Reversed and remanded by published opinion. Chief Judge WILKINSON wrote the opinion, in which Judge WILKINS and Judge LUTTIG joined.

OPINION

WILKINSON, Chief Judge:

Richard Suhre, a resident of Haywood County, North Carolina, asserts that the maintenance of a Ten Commandments display in the main courtroom of the Haywood County Courthouse violates the Establishment Clause of the First Amendment. He appeals the district court's ruling that he lacks standing to pursue this claim either as a citizen or as a municipal taxpayer. Because we find that Suhre does have standing as a citizen to press his Establishment Clause claim, we reverse the district court and remand for further proceedings.

I.

At the heart of this lawsuit is a display located in the main courtroom of Haywood County's Courthouse. On the wall behind the judge's bench is a marble and plaster bas-relief representation of Lady Justice blindfolded and holding scales and a sword. She is flanked by two marble tablets containing an abridged version of the Ten Commandments. The text can be read from the jury box and the front half of the chamber. The courtroom containing the Ten Commandments display is used by both the County's Superior and District courts.
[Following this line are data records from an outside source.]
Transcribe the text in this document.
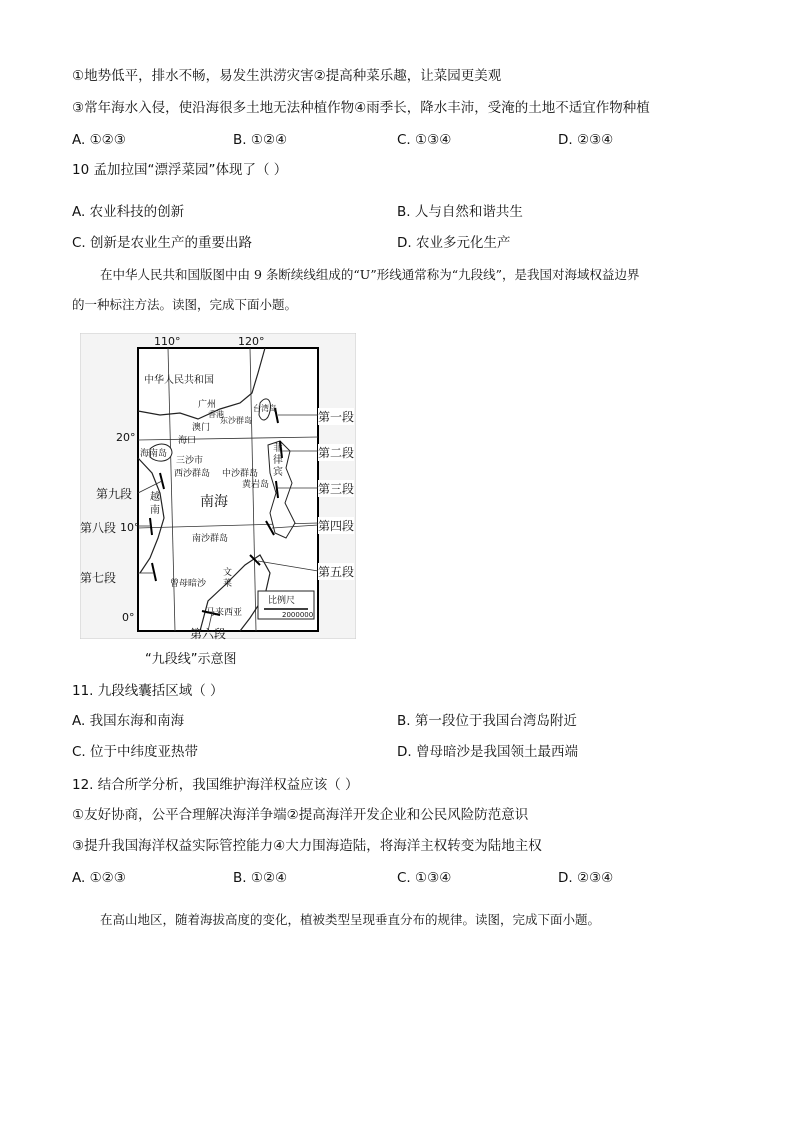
①地势低平，排水不畅，易发生洪涝灾害②提高种菜乐趣，让菜园更美观
③常年海水入侵，使沿海很多土地无法种植作物④雨季长，降水丰沛，受淹的土地不适宜作物种植
A. ①②③	B. ①②④	C. ①③④	D. ②③④
10 孟加拉国“漂浮菜园”体现了（ ）
A. 农业科技的创新	B. 人与自然和谐共生
C. 创新是农业生产的重要出路	D. 农业多元化生产
在中华人民共和国版图中由 9 条断续线组成的“U”形线通常称为“九段线”，是我国对海域权益边界
的一种标注方法。读图，完成下面小题。
110°	120°
20°
10°
0°
中华人民共和国
广州
香港
澳门
东沙群岛
台湾岛
海口
海南岛
三沙市
西沙群岛 中沙群岛
黄岩岛
南海
南沙群岛
越南
菲律宾
曾母暗沙
文莱
马来西亚
比例尺
2000000
第一段
第二段
第三段
第四段
第五段
第六段
第七段
第八段
第九段
“九段线”示意图
11. 九段线囊括区域（ ）
A. 我国东海和南海	B. 第一段位于我国台湾岛附近
C. 位于中纬度亚热带	D. 曾母暗沙是我国领土最西端
12. 结合所学分析，我国维护海洋权益应该（ ）
①友好协商，公平合理解决海洋争端②提高海洋开发企业和公民风险防范意识
③提升我国海洋权益实际管控能力④大力围海造陆，将海洋主权转变为陆地主权
A. ①②③	B. ①②④	C. ①③④	D. ②③④
在高山地区，随着海拔高度的变化，植被类型呈现垂直分布的规律。读图，完成下面小题。
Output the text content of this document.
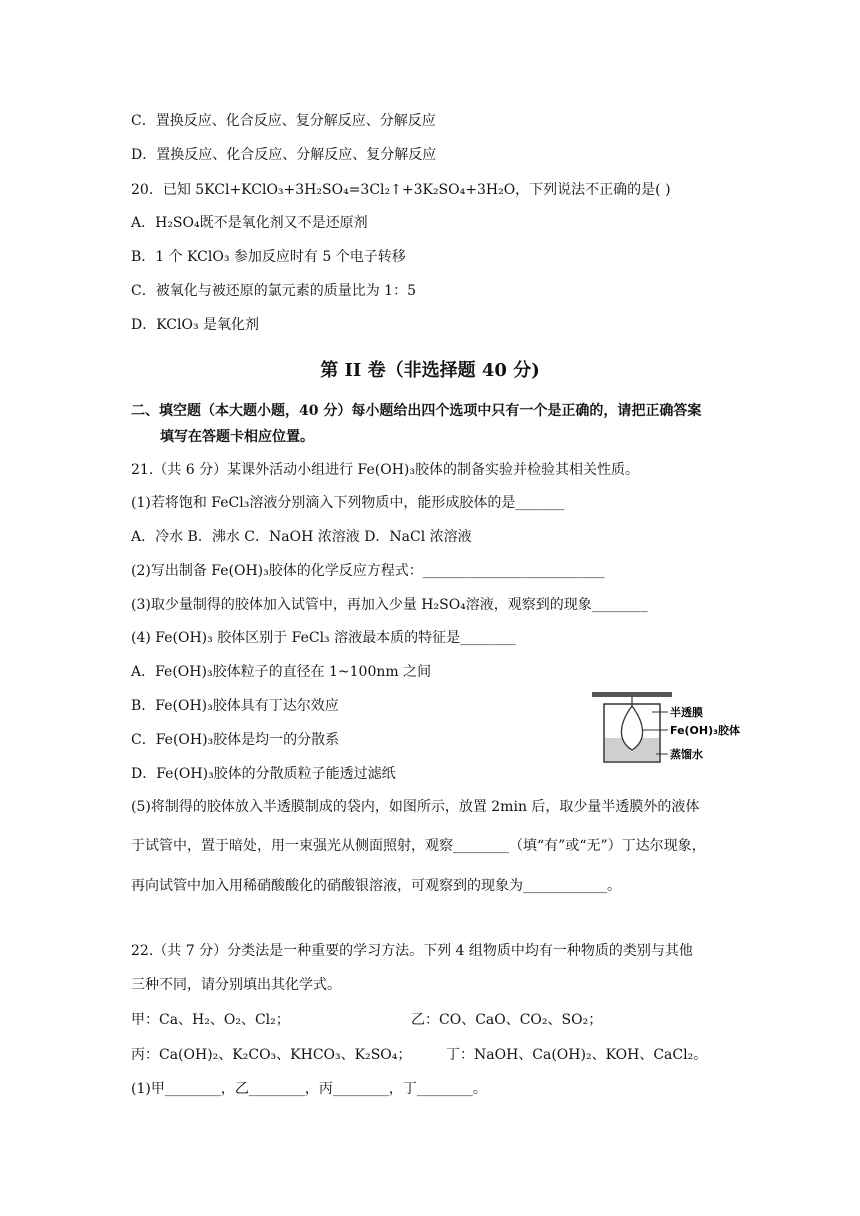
C．置换反应、化合反应、复分解反应、分解反应
D．置换反应、化合反应、分解反应、复分解反应
20．已知 5KCl+KClO₃+3H₂SO₄=3Cl₂↑+3K₂SO₄+3H₂O，下列说法不正确的是( )
A．H₂SO₄既不是氧化剂又不是还原剂
B．1 个 KClO₃ 参加反应时有 5 个电子转移
C．被氧化与被还原的氯元素的质量比为 1：5
D．KClO₃ 是氧化剂
第 II 卷（非选择题 40 分)
二、填空题（本大题小题，40 分）每小题给出四个选项中只有一个是正确的，请把正确答案
填写在答题卡相应位置。
21.（共 6 分）某课外活动小组进行 Fe(OH)₃胶体的制备实验并检验其相关性质。
(1)若将饱和 FeCl₃溶液分别滴入下列物质中，能形成胶体的是_______
A．冷水 B．沸水 C．NaOH 浓溶液 D．NaCl 浓溶液
(2)写出制备 Fe(OH)₃胶体的化学反应方程式：__________________________
(3)取少量制得的胶体加入试管中，再加入少量 H₂SO₄溶液，观察到的现象________
(4) Fe(OH)₃ 胶体区别于 FeCl₃ 溶液最本质的特征是________
A．Fe(OH)₃胶体粒子的直径在 1~100nm 之间
B．Fe(OH)₃胶体具有丁达尔效应
C．Fe(OH)₃胶体是均一的分散系
D．Fe(OH)₃胶体的分散质粒子能透过滤纸
半透膜
Fe(OH)₃胶体
蒸馏水
(5)将制得的胶体放入半透膜制成的袋内，如图所示，放置 2min 后，取少量半透膜外的液体
于试管中，置于暗处，用一束强光从侧面照射，观察________（填“有”或“无”）丁达尔现象，
再向试管中加入用稀硝酸酸化的硝酸银溶液，可观察到的现象为____________。
22.（共 7 分）分类法是一种重要的学习方法。下列 4 组物质中均有一种物质的类别与其他
三种不同，请分别填出其化学式。
甲：Ca、H₂、O₂、Cl₂；	乙：CO、CaO、CO₂、SO₂；
丙：Ca(OH)₂、K₂CO₃、KHCO₃、K₂SO₄； 丁：NaOH、Ca(OH)₂、KOH、CaCl₂。
(1)甲________，乙________，丙________，丁________。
Suhre has been a contentious character in Haywood County. He has been party to a number of legal actions, several of which involved hearings in the main Haywood County courtroom. For example, proceedings in at least two of the five prosecutions he brought against his neighbors for violations of the County noise ordinance took place in this courtroom. A civil suit Suhre filed against the County was dismissed in a proceeding he attended in the Ten Commandments courtroom. And Suhre was twice convicted of misdemeanor telephone harassment in this courtroom.

In addition to providing a forum for judicial business, the main courtroom also hosts a variety of public and governmental meetings. The County Commissioners hold their annual public budget hearings in that courtroom. And Suhre recalls attending at least four other meetings in the courtroom, including a public hearing on road maintenance, a meeting of the County agricultural department regarding land use rules, a public meeting about the noise ordinance, and a meeting held by a candidate for state legislature. Suhre asserts that the courtroom is "a popular place to hold meetings."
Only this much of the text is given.